Molecular dynamics simulations of lipid membranes.

I'm currently interested in determining which molecular scale interactions govern the interesting structural and mechanical properties observed in the membranes of various cell types. I'm using molecular dynamics simulations to look at the permeability of brain endothelial cells, the response of red blood cells to oxidative stress, and the role of hyaluronic acid in synovial fluid.

The blood brain barrier (BBB) is responsible for maintaining the homeostatic microenvironment of the brain. It is thought that the lipid composition of the endothelial cells of the BBB plays an important role in preventing the passive diffusion of molecules across the barrier. Unfortunately, the BBB doesn't discriminate between harmful pathogens and pharmacological therapeutics: 99 % of all drugs developed by the pharmaceutical industry are unable to pass the BBB, which poses a huge challenge in the development of drugs to treat Alzheimer's disease. I've been using atomistic molecular dynamics simulations to study the structure, dynamics and permeability of a realistic model of a brain endothelial cell membrane.

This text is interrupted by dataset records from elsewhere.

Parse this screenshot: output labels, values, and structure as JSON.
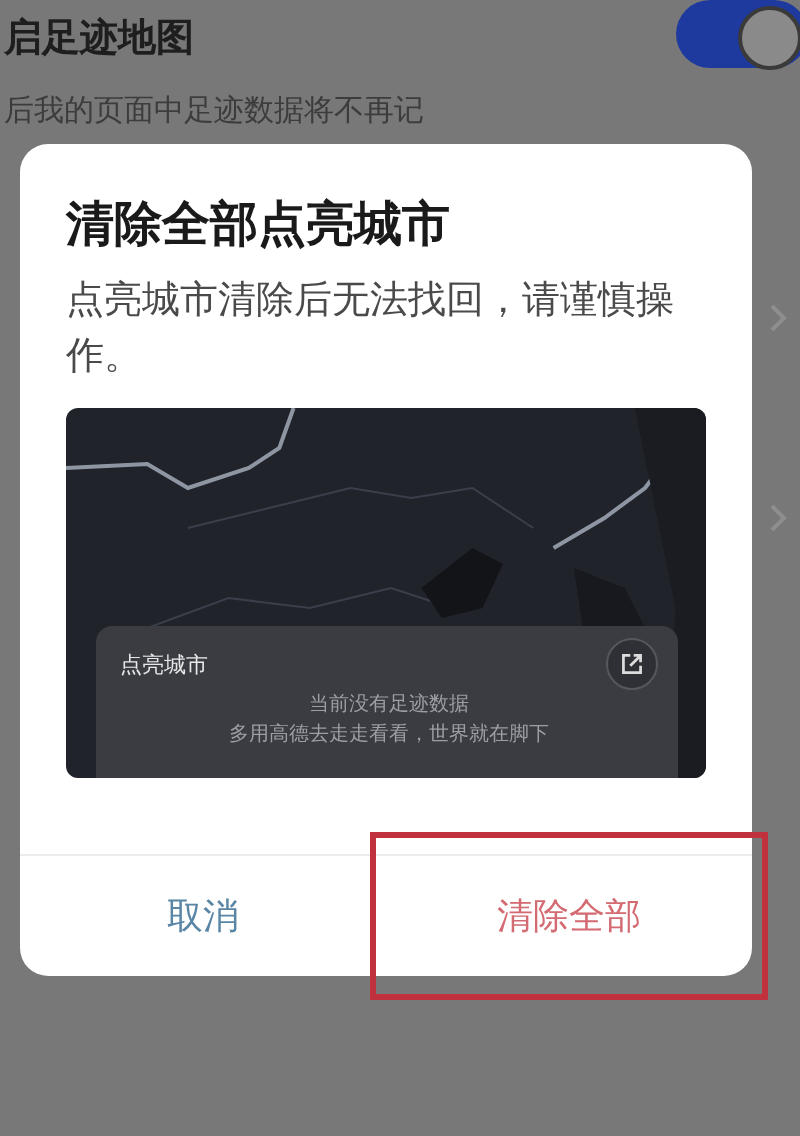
{
  "background_page": {
    "setting": {
      "title": "启足迹地图",
      "description": "后我的页面中足迹数据将不再记",
      "on": true
    }
  },
  "dialog": {
    "title": "清除全部点亮城市",
    "message": "点亮城市清除后无法找回，请谨慎操作。",
    "preview": {
      "card": {
        "title": "点亮城市",
        "empty_lines": [
          "当前没有足迹数据",
          "多用高德去走走看看，世界就在脚下"
        ]
      }
    },
    "buttons": [
      {
        "label": "取消",
        "kind": "cancel",
        "highlighted": false
      },
      {
        "label": "清除全部",
        "kind": "destructive",
        "highlighted": true
      }
    ]
  }
}
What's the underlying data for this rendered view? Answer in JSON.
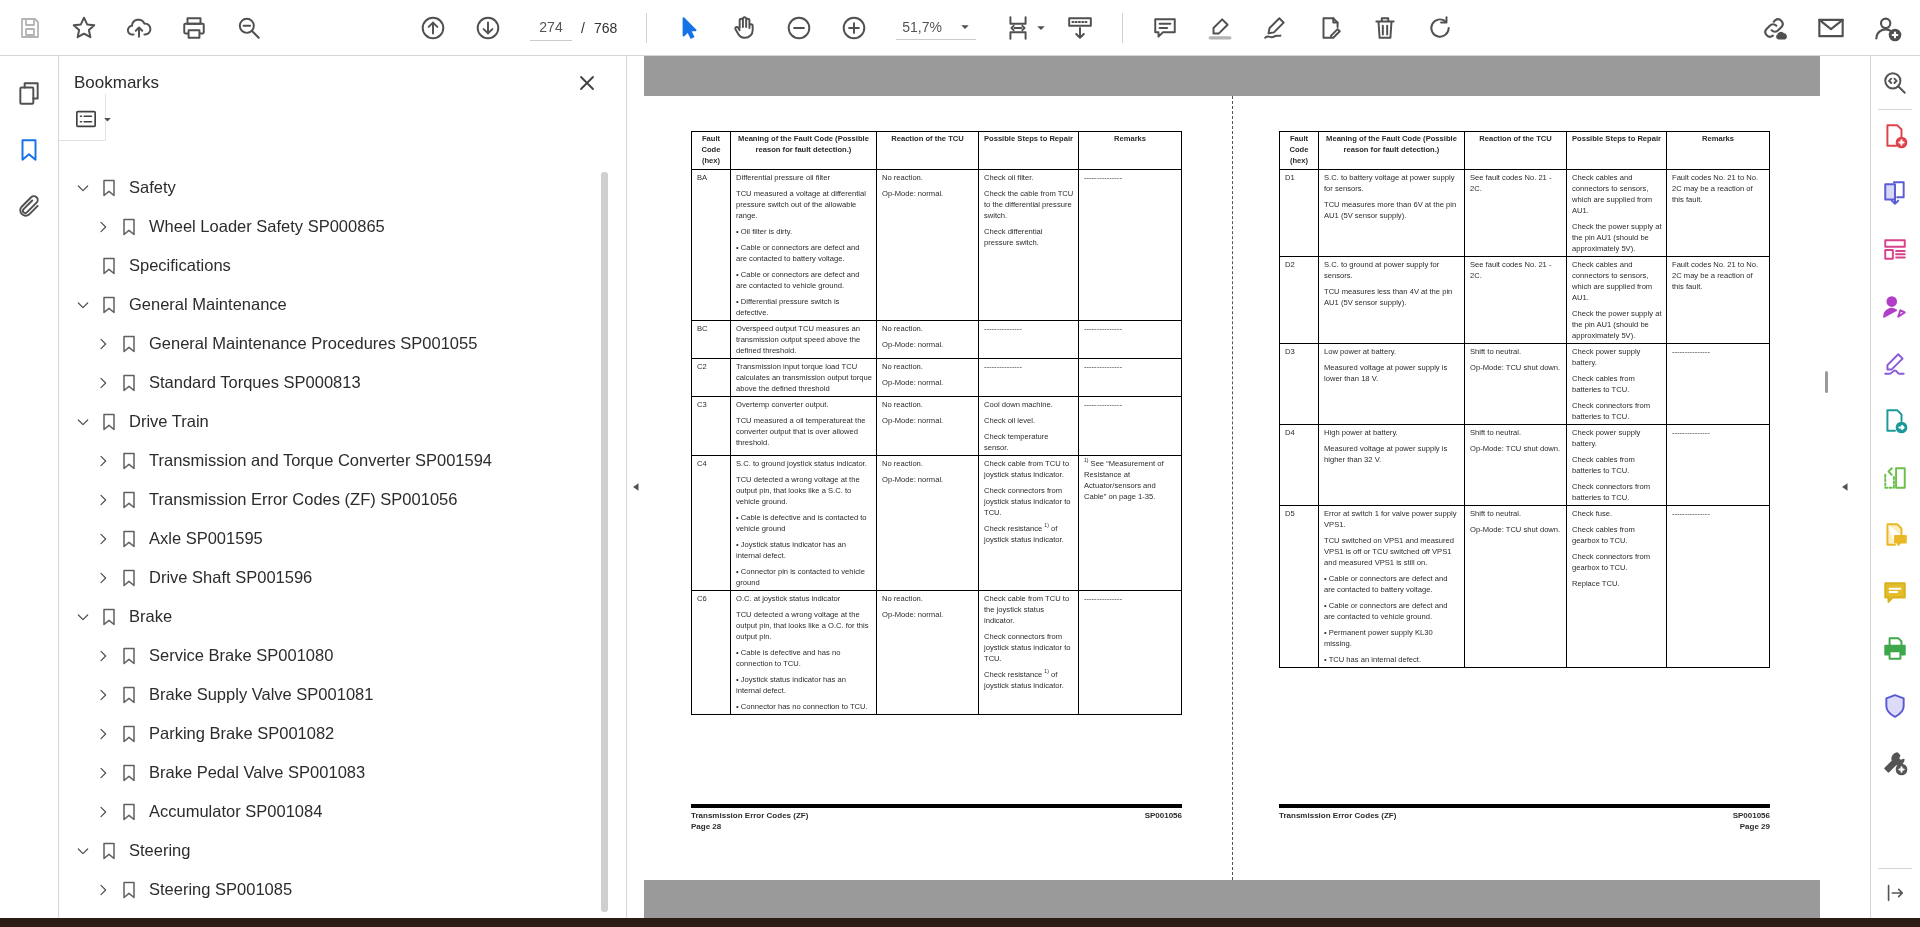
{
  "toolbar": {
    "save_disabled": true,
    "page_number": "274",
    "page_separator": "/",
    "page_count": "768",
    "pointer_selected": true,
    "zoom": "51,7%"
  },
  "left_rail": {
    "bookmarks_selected": true
  },
  "bookmarks": {
    "title": "Bookmarks",
    "items": [
      {
        "label": "Safety",
        "kind": "folder",
        "expanded": true,
        "children": [
          {
            "label": "Wheel Loader Safety SP000865",
            "kind": "folder",
            "expanded": false
          }
        ]
      },
      {
        "label": "Specifications",
        "kind": "leaf"
      },
      {
        "label": "General Maintenance",
        "kind": "folder",
        "expanded": true,
        "children": [
          {
            "label": "General Maintenance Procedures SP001055",
            "kind": "folder",
            "expanded": false
          },
          {
            "label": "Standard Torques SP000813",
            "kind": "folder",
            "expanded": false
          }
        ]
      },
      {
        "label": "Drive Train",
        "kind": "folder",
        "expanded": true,
        "children": [
          {
            "label": "Transmission and Torque Converter SP001594",
            "kind": "folder",
            "expanded": false
          },
          {
            "label": "Transmission Error Codes (ZF) SP001056",
            "kind": "folder",
            "expanded": false
          },
          {
            "label": "Axle SP001595",
            "kind": "folder",
            "expanded": false
          },
          {
            "label": "Drive Shaft SP001596",
            "kind": "folder",
            "expanded": false
          }
        ]
      },
      {
        "label": "Brake",
        "kind": "folder",
        "expanded": true,
        "children": [
          {
            "label": "Service Brake SP001080",
            "kind": "folder",
            "expanded": false
          },
          {
            "label": "Brake Supply Valve SP001081",
            "kind": "folder",
            "expanded": false
          },
          {
            "label": "Parking Brake SP001082",
            "kind": "folder",
            "expanded": false
          },
          {
            "label": "Brake Pedal Valve SP001083",
            "kind": "folder",
            "expanded": false
          },
          {
            "label": "Accumulator SP001084",
            "kind": "folder",
            "expanded": false
          }
        ]
      },
      {
        "label": "Steering",
        "kind": "folder",
        "expanded": true,
        "children": [
          {
            "label": "Steering SP001085",
            "kind": "folder",
            "expanded": false
          }
        ]
      }
    ]
  },
  "pages": [
    {
      "table": {
        "columns": [
          "Fault Code (hex)",
          "Meaning of the Fault Code (Possible reason for fault detection.)",
          "Reaction of the TCU",
          "Possible Steps to Repair",
          "Remarks"
        ],
        "rows": [
          {
            "code": "BA",
            "meaning": [
              "Differential pressure oil filter",
              "TCU measured a voltage at differential pressure switch out of the allowable range.",
              "• Oil filter is dirty.",
              "• Cable or connectors are defect and are contacted to battery voltage.",
              "• Cable or connectors are defect and are contacted to vehicle ground.",
              "• Differential pressure switch is defective."
            ],
            "reaction": [
              "No reaction.",
              "Op-Mode: normal."
            ],
            "steps": [
              "Check oil filter.",
              "Check the cable from TCU to the differential pressure switch.",
              "Check differential pressure switch."
            ],
            "remarks": [
              "---------------"
            ]
          },
          {
            "code": "BC",
            "meaning": [
              "Overspeed output TCU measures an transmission output speed above the defined threshold."
            ],
            "reaction": [
              "No reaction.",
              "Op-Mode: normal."
            ],
            "steps": [
              "---------------"
            ],
            "remarks": [
              "---------------"
            ]
          },
          {
            "code": "C2",
            "meaning": [
              "Transmission input torque load TCU calculates an transmission output torque above the defined threshold"
            ],
            "reaction": [
              "No reaction.",
              "Op-Mode: normal."
            ],
            "steps": [
              "---------------"
            ],
            "remarks": [
              "---------------"
            ]
          },
          {
            "code": "C3",
            "meaning": [
              "Overtemp converter output.",
              "TCU measured a oil temperatureat the converter output that is over allowed threshold."
            ],
            "reaction": [
              "No reaction.",
              "Op-Mode: normal."
            ],
            "steps": [
              "Cool down machine.",
              "Check oil level.",
              "Check temperature sensor."
            ],
            "remarks": [
              "---------------"
            ]
          },
          {
            "code": "C4",
            "meaning": [
              "S.C. to ground joystick status indicator.",
              "TCU detected a wrong voltage at the output pin, that looks like a S.C. to vehicle ground.",
              "• Cable is defective and is contacted to vehicle ground",
              "• Joystick status indicator has an internal defect.",
              "• Connector pin is contacted to vehicle ground"
            ],
            "reaction": [
              "No reaction.",
              "Op-Mode: normal."
            ],
            "steps": [
              "Check cable from TCU to joystick status indicator.",
              "Check connectors from joystick status indicator to TCU.",
              "Check resistance $^{1)}$ of joystick status indicator."
            ],
            "remarks": [
              "$^{1)}$ See “Measurement of Resistance at Actuator/sensors and Cable” on page 1-35."
            ]
          },
          {
            "code": "C6",
            "meaning": [
              "O.C. at joystick status indicator",
              "TCU detected a wrong voltage at the output pin, that looks like a O.C. for this output pin.",
              "• Cable is defective and has no connection to TCU.",
              "• Joystick status indicator has an internal defect.",
              "• Connector has no connection to TCU."
            ],
            "reaction": [
              "No reaction.",
              "Op-Mode: normal."
            ],
            "steps": [
              "Check cable from TCU to the joystick status indicator.",
              "Check connectors from joystick status indicator to TCU.",
              "Check resistance $^{1)}$ of joystick status indicator."
            ],
            "remarks": [
              "---------------"
            ]
          }
        ]
      },
      "footer": {
        "left_lines": [
          "Transmission Error Codes (ZF)",
          "Page 28"
        ],
        "right_lines": [
          "SP001056"
        ]
      }
    },
    {
      "table": {
        "columns": [
          "Fault Code (hex)",
          "Meaning of the Fault Code (Possible reason for fault detection.)",
          "Reaction of the TCU",
          "Possible Steps to Repair",
          "Remarks"
        ],
        "rows": [
          {
            "code": "D1",
            "meaning": [
              "S.C. to battery voltage at power supply for sensors.",
              "TCU measures more than 6V at the pin AU1 (5V sensor supply)."
            ],
            "reaction": [
              "See fault codes No. 21 - 2C."
            ],
            "steps": [
              "Check cables and connectors to sensors, which are supplied from AU1.",
              "Check the power supply at the pin AU1 (should be approximately 5V)."
            ],
            "remarks": [
              "Fault codes No. 21 to No. 2C may be a reaction of this fault."
            ]
          },
          {
            "code": "D2",
            "meaning": [
              "S.C. to ground at power supply for sensors.",
              "TCU measures less than 4V at the pin AU1 (5V sensor supply)."
            ],
            "reaction": [
              "See fault codes No. 21 - 2C."
            ],
            "steps": [
              "Check cables and connectors to sensors, which are supplied from AU1.",
              "Check the power supply at the pin AU1 (should be approximately 5V)."
            ],
            "remarks": [
              "Fault codes No. 21 to No. 2C may be a reaction of this fault."
            ]
          },
          {
            "code": "D3",
            "meaning": [
              "Low power at battery.",
              "Measured voltage at power supply is lower than 18 V."
            ],
            "reaction": [
              "Shift to neutral.",
              "Op-Mode: TCU shut down."
            ],
            "steps": [
              "Check power supply battery.",
              "Check cables from batteries to TCU.",
              "Check connectors from batteries to TCU."
            ],
            "remarks": [
              "---------------"
            ]
          },
          {
            "code": "D4",
            "meaning": [
              "High power at battery.",
              "Measured voltage at power supply is higher than 32 V."
            ],
            "reaction": [
              "Shift to neutral.",
              "Op-Mode: TCU shut down."
            ],
            "steps": [
              "Check power supply battery.",
              "Check cables from batteries to TCU.",
              "Check connectors from batteries to TCU."
            ],
            "remarks": [
              "---------------"
            ]
          },
          {
            "code": "D5",
            "meaning": [
              "Error at switch 1 for valve power supply VPS1.",
              "TCU switched on VPS1 and measured VPS1 is off or TCU switched off VPS1 and measured VPS1 is still on.",
              "• Cable or connectors are defect and are contacted to battery voltage.",
              "• Cable or connectors are defect and are contacted to vehicle ground.",
              "• Permanent power supply KL30 missing.",
              "• TCU has an internal defect."
            ],
            "reaction": [
              "Shift to neutral.",
              "Op-Mode: TCU shut down."
            ],
            "steps": [
              "Check fuse.",
              "Check cables from gearbox to TCU.",
              "Check connectors from gearbox to TCU.",
              "Replace TCU."
            ],
            "remarks": [
              "---------------"
            ]
          }
        ]
      },
      "footer": {
        "left_lines": [
          "Transmission Error Codes (ZF)"
        ],
        "right_lines": [
          "SP001056",
          "Page 29"
        ]
      }
    }
  ]
}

Hyaluronaic acid (HA) is a high molecular weight polysaccharide that is of interest both as a component of biological scaffolds and as a biomarker for a number of diseases including cancer, asthma and arthritis. In synovial joints such as the knee, HA is thought to attach multilamellar lipid stacks the cartilage surface, with these lipid membranes providing lubrication when the joint is subjected to normal and shear forces. Presence of low molecular weight HA is associated with osteoarthritis, and may be the primary cause of the condition. In collaboration with Mateusz Sikora at the Max Planck Institute for Biophysical Chemistry, I have been developing a coarse-grained model of HA which I will then use to look at how the molecular weight of HA modulates its interactions with a model synovial fluid lipid membrane.